Saw this down-to-earth comment Posted by: richard0a37, London in the SundayHerald article http://www.sundayherald.com/news/heraldnews/display.var.2457240.0.smoke_mirrors_and_how_a_handful_of_missed_mortgage_payments_started_the_global_financial_crisis.php
In 1970, I bought my first house, a reasonably nice little 2 bedroom house in Berkshire for £4,950. I was earning just under £2,000 a year.
In 1978, I had occasion to visit Rochester, New York state on business where I was working with a young 25 years old software engineer who was earning $25,000 a year. In that neck of the woods, you could buy a really nice 3 bedroomed ranched styled house for $36,500.
In 1996, a really nice 1 bed apartment with cathedral styled ceiling in Berkshire cost just under £50,000. In 2005, that same apartment would have cost about £130,000.
In 2005, a nice little 2 bed house in Berkshire was selling for about £150,000 and the typical salary of an employee of the Rural Payment Agency would be approximately £16,000 per year.
I know of many people in their mid 20s who still have to live with their parents, because there is no way they can afford to buy a house.
The financial system has been around for yonks, but each of us only lives through our 20s once, and this is the decade when each of us needs to attain independence and live in our own pad. If we are not able to do this because our income compared to the price of a dwelling is incompatible with paying off the loan in 25 years, you create a dire set of circumstances.
As far as I can ascertain, the $500 trillion value of derivatives is based on one simple premise - how clever are you at guessing if the value of a commodity will rise or fall within a certain time frame?
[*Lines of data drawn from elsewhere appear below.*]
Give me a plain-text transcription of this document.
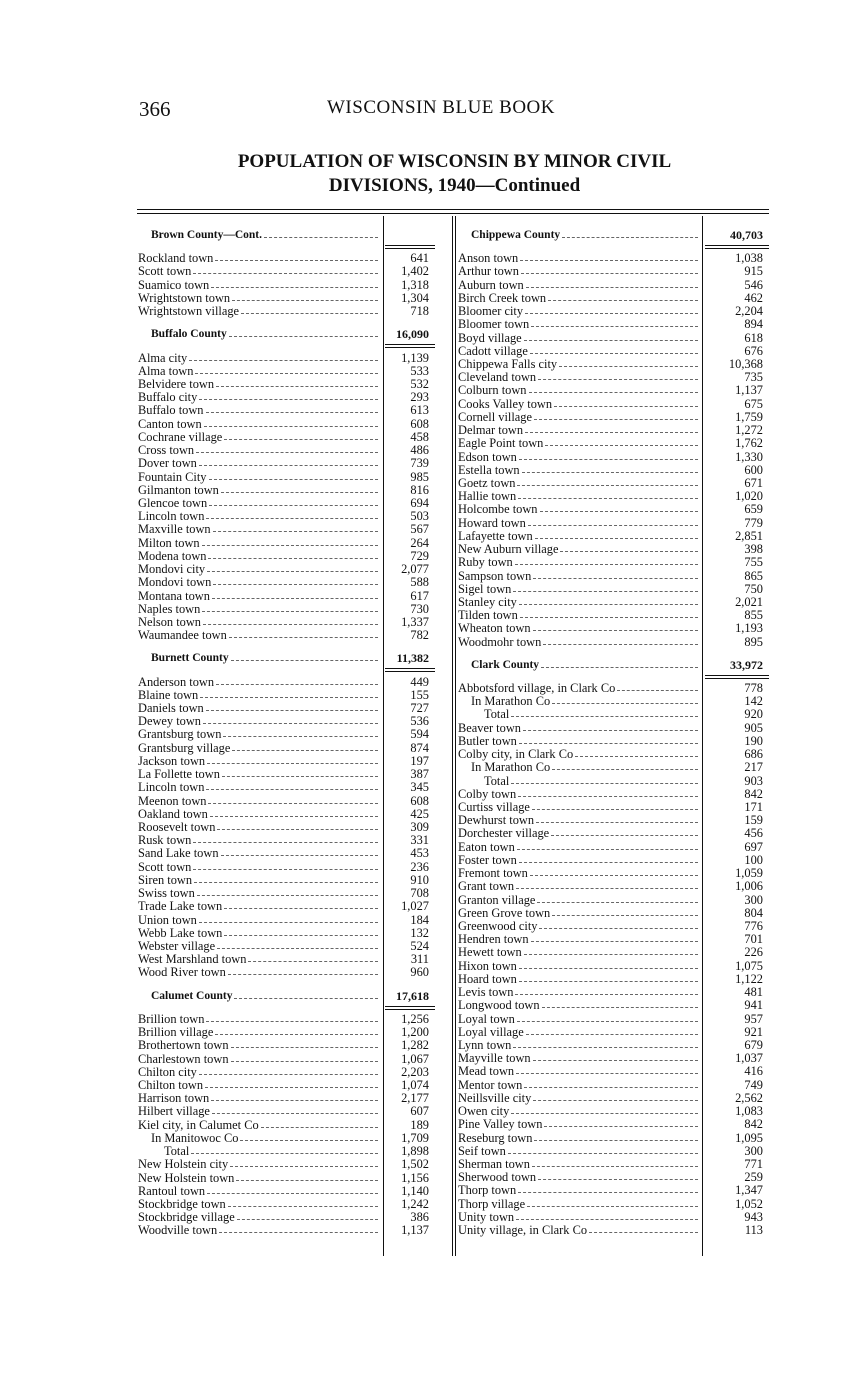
366	WISCONSIN BLUE BOOK
POPULATION OF WISCONSIN BY MINOR CIVIL
DIVISIONS, 1940—Continued
Brown County—Cont.
Rockland town	641
Scott town	1,402
Suamico town	1,318
Wrightstown town	1,304
Wrightstown village	718
Buffalo County	16,090
Alma city	1,139
Alma town	533
Belvidere town	532
Buffalo city	293
Buffalo town	613
Canton town	608
Cochrane village	458
Cross town	486
Dover town	739
Fountain City	985
Gilmanton town	816
Glencoe town	694
Lincoln town	503
Maxville town	567
Milton town	264
Modena town	729
Mondovi city	2,077
Mondovi town	588
Montana town	617
Naples town	730
Nelson town	1,337
Waumandee town	782
Burnett County	11,382
Anderson town	449
Blaine town	155
Daniels town	727
Dewey town	536
Grantsburg town	594
Grantsburg village	874
Jackson town	197
La Follette town	387
Lincoln town	345
Meenon town	608
Oakland town	425
Roosevelt town	309
Rusk town	331
Sand Lake town	453
Scott town	236
Siren town	910
Swiss town	708
Trade Lake town	1,027
Union town	184
Webb Lake town	132
Webster village	524
West Marshland town	311
Wood River town	960
Calumet County	17,618
Brillion town	1,256
Brillion village	1,200
Brothertown town	1,282
Charlestown town	1,067
Chilton city	2,203
Chilton town	1,074
Harrison town	2,177
Hilbert village	607
Kiel city, in Calumet Co	189
In Manitowoc Co	1,709
Total	1,898
New Holstein city	1,502
New Holstein town	1,156
Rantoul town	1,140
Stockbridge town	1,242
Stockbridge village	386
Woodville town	1,137
Chippewa County	40,703
Anson town	1,038
Arthur town	915
Auburn town	546
Birch Creek town	462
Bloomer city	2,204
Bloomer town	894
Boyd village	618
Cadott village	676
Chippewa Falls city	10,368
Cleveland town	735
Colburn town	1,137
Cooks Valley town	675
Cornell village	1,759
Delmar town	1,272
Eagle Point town	1,762
Edson town	1,330
Estella town	600
Goetz town	671
Hallie town	1,020
Holcombe town	659
Howard town	779
Lafayette town	2,851
New Auburn village	398
Ruby town	755
Sampson town	865
Sigel town	750
Stanley city	2,021
Tilden town	855
Wheaton town	1,193
Woodmohr town	895
Clark County	33,972
Abbotsford village, in Clark Co	778
In Marathon Co	142
Total	920
Beaver town	905
Butler town	190
Colby city, in Clark Co	686
In Marathon Co	217
Total	903
Colby town	842
Curtiss village	171
Dewhurst town	159
Dorchester village	456
Eaton town	697
Foster town	100
Fremont town	1,059
Grant town	1,006
Granton village	300
Green Grove town	804
Greenwood city	776
Hendren town	701
Hewett town	226
Hixon town	1,075
Hoard town	1,122
Levis town	481
Longwood town	941
Loyal town	957
Loyal village	921
Lynn town	679
Mayville town	1,037
Mead town	416
Mentor town	749
Neillsville city	2,562
Owen city	1,083
Pine Valley town	842
Reseburg town	1,095
Seif town	300
Sherman town	771
Sherwood town	259
Thorp town	1,347
Thorp village	1,052
Unity town	943
Unity village, in Clark Co	113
Since you don't want to be stuck with actually owning the commodity, you place your bet so that you sell at the high price, but buy at the low, and then you settle up at the end of the day or whenever.
Better still, if you guess wrong, you can hedge the bet by purchasing an option which you can convert to the future if it pays off. Otherwise, you just lose on the cost of the insurance you took out.
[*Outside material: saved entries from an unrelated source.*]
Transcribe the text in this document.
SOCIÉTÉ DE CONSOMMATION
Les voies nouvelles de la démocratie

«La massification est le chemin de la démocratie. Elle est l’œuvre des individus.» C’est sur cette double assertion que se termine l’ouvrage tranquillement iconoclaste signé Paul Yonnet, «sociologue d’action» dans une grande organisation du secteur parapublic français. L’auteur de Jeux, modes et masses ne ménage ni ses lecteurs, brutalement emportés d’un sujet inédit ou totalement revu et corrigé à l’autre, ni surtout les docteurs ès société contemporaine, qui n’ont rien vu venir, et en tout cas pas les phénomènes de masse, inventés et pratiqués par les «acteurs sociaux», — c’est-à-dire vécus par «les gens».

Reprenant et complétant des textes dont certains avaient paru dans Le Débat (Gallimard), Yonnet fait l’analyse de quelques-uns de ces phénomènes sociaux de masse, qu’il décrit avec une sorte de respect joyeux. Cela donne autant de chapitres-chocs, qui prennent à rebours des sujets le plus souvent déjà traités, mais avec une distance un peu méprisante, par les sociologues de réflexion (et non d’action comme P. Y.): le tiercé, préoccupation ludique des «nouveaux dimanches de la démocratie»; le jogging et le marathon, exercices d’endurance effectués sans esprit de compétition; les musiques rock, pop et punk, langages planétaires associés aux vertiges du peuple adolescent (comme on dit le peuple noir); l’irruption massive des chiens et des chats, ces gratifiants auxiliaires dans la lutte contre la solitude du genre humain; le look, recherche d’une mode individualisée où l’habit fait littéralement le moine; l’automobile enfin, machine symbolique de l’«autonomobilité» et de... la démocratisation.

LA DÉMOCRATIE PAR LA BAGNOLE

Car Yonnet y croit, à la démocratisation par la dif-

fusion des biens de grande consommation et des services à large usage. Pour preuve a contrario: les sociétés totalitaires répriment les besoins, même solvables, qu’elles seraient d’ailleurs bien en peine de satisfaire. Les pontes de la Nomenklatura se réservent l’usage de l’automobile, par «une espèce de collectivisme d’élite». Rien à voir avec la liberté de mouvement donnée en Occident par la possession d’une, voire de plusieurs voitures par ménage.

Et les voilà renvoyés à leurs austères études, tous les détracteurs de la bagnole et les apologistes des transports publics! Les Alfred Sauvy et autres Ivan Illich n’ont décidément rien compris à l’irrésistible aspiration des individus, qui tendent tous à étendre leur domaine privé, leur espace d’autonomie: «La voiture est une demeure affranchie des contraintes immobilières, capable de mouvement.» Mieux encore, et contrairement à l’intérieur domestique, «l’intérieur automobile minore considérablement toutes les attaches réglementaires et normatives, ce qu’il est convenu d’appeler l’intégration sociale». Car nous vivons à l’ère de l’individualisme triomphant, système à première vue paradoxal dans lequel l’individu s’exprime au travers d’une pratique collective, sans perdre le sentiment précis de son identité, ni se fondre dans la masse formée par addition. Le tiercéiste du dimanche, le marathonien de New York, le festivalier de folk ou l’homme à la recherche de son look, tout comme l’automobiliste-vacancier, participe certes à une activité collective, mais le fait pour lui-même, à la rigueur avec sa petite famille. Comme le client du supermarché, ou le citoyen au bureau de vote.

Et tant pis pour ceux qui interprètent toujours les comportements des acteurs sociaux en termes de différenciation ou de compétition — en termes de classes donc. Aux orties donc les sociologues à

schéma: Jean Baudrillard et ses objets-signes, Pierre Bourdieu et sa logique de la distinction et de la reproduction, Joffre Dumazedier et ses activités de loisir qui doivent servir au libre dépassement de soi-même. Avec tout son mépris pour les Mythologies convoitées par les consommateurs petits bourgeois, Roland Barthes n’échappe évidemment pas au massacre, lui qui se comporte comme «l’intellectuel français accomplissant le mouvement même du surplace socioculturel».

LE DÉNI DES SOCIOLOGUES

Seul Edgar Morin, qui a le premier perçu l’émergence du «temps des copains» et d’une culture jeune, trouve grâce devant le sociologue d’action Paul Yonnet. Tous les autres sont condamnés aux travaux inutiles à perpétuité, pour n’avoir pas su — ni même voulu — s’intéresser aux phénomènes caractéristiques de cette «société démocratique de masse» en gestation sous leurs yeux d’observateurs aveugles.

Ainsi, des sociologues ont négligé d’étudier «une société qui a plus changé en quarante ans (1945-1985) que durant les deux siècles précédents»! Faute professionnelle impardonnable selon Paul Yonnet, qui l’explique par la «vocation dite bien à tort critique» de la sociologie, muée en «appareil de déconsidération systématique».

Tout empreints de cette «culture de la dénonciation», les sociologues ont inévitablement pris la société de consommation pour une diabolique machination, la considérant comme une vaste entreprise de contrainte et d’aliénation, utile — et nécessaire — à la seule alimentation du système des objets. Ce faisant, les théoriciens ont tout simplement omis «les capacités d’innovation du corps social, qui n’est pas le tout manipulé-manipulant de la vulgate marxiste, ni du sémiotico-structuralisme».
This is something that one man can do, but in reality requires a whole industry to derive the whole benefit.
The futures and options (derivatives) produces nothing and exploits in totality the labour of the rest of us.
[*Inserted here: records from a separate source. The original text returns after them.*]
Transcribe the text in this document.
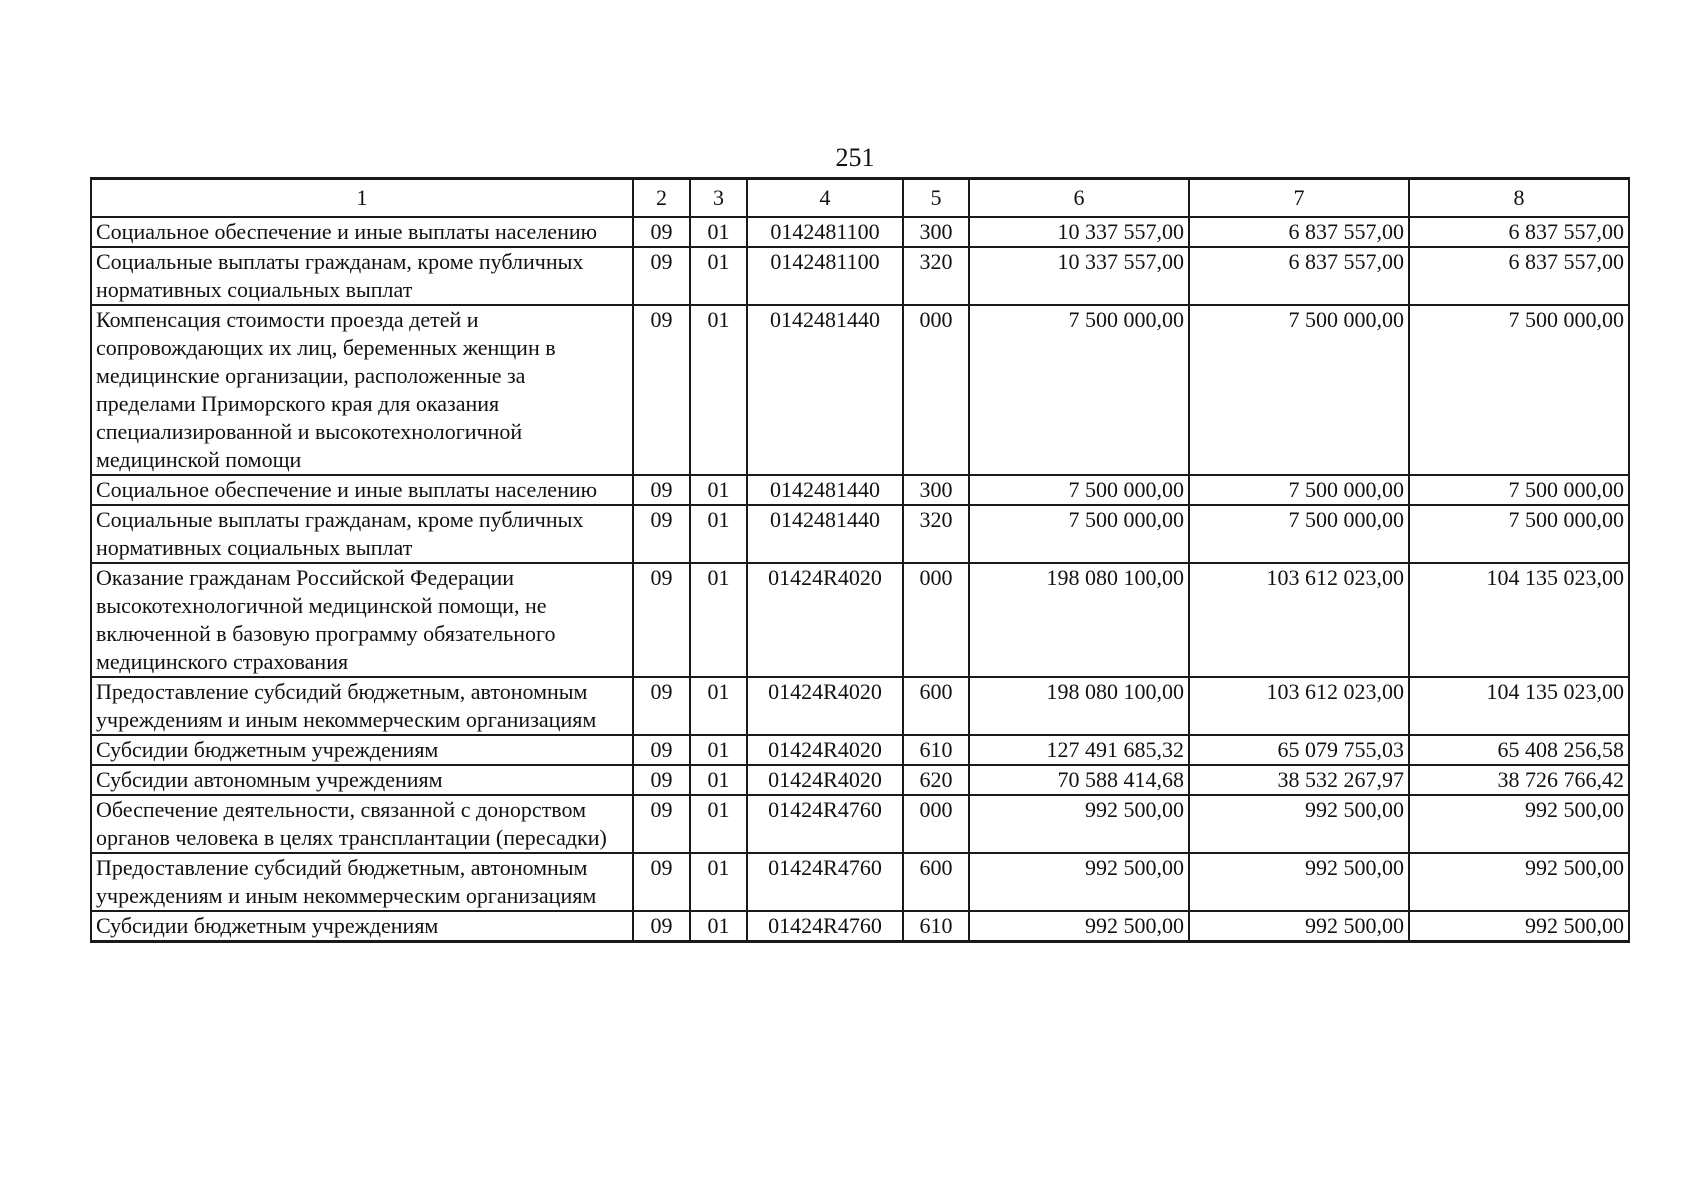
251
1	2	3	4	5	6	7	8
Социальное обеспечение и иные выплаты населению	09	01	0142481100	300	10 337 557,00	6 837 557,00	6 837 557,00
Социальные выплаты гражданам, кроме публичных нормативных социальных выплат	09	01	0142481100	320	10 337 557,00	6 837 557,00	6 837 557,00
Компенсация стоимости проезда детей и сопровождающих их лиц, беременных женщин в медицинские организации, расположенные за пределами Приморского края для оказания специализированной и высокотехнологичной медицинской помощи	09	01	0142481440	000	7 500 000,00	7 500 000,00	7 500 000,00
Социальное обеспечение и иные выплаты населению	09	01	0142481440	300	7 500 000,00	7 500 000,00	7 500 000,00
Социальные выплаты гражданам, кроме публичных нормативных социальных выплат	09	01	0142481440	320	7 500 000,00	7 500 000,00	7 500 000,00
Оказание гражданам Российской Федерации высокотехнологичной медицинской помощи, не включенной в базовую программу обязательного медицинского страхования	09	01	01424R4020	000	198 080 100,00	103 612 023,00	104 135 023,00
Предоставление субсидий бюджетным, автономным учреждениям и иным некоммерческим организациям	09	01	01424R4020	600	198 080 100,00	103 612 023,00	104 135 023,00
Субсидии бюджетным учреждениям	09	01	01424R4020	610	127 491 685,32	65 079 755,03	65 408 256,58
Субсидии автономным учреждениям	09	01	01424R4020	620	70 588 414,68	38 532 267,97	38 726 766,42
Обеспечение деятельности, связанной с донорством органов человека в целях трансплантации (пересадки)	09	01	01424R4760	000	992 500,00	992 500,00	992 500,00
Предоставление субсидий бюджетным, автономным учреждениям и иным некоммерческим организациям	09	01	01424R4760	600	992 500,00	992 500,00	992 500,00
Субсидии бюджетным учреждениям	09	01	01424R4760	610	992 500,00	992 500,00	992 500,00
I may be wrong, but I believe this is how it works.
In other words, it is the most obscene and immoral way of earning a living, and should be outlawed globally.
All these derivatives markets (and their offshoots) should be terminated immediately.
Fractional reserve banking needs to be liquidated, and governments rather than private individuals must assume ownership and responsibility of issuing the money supply.
The fact that governments borrow off private institutions otherwise known as the Bank of England, the Federal Reserve and all the others is an obscene and criminally negligent action on the part of the Ruling Classes.
It does appear that the salaries that people earn just isn't sufficient to enable them to live a reasonably good life, since the amount of money people borrow via their credit cards is also obscene when seen in the cold light of day.
The world's finances is run on a spiralling cycle of never ending credit.
But then, if you're in your mid 20s, and you can get yourself a place to live, or better still you own your own home and don't have a mortgage, then who gives a ****?
Posted by: Ekk | Sunday, 05 October 2008 at 14:42
More to the point, when I was at university in the 1960s, you could only take X amount out of the country. (I seem to remember UKP70, but the inflation has been so rampant, I really only remember it as quite a small amount).
That was Labour party policy.
New Labour is the same as Thatcherism: we know because New Labour got elected on a promise of not changing the economic picture for three years, in other words most of the next Parliament.
Mandelson, Blair and others, including inside trackers at the BBC, were hand-picked by the CIA to succeed Thatcher/Major, attending brainwashing sessions in the U.S.A. during their formative years.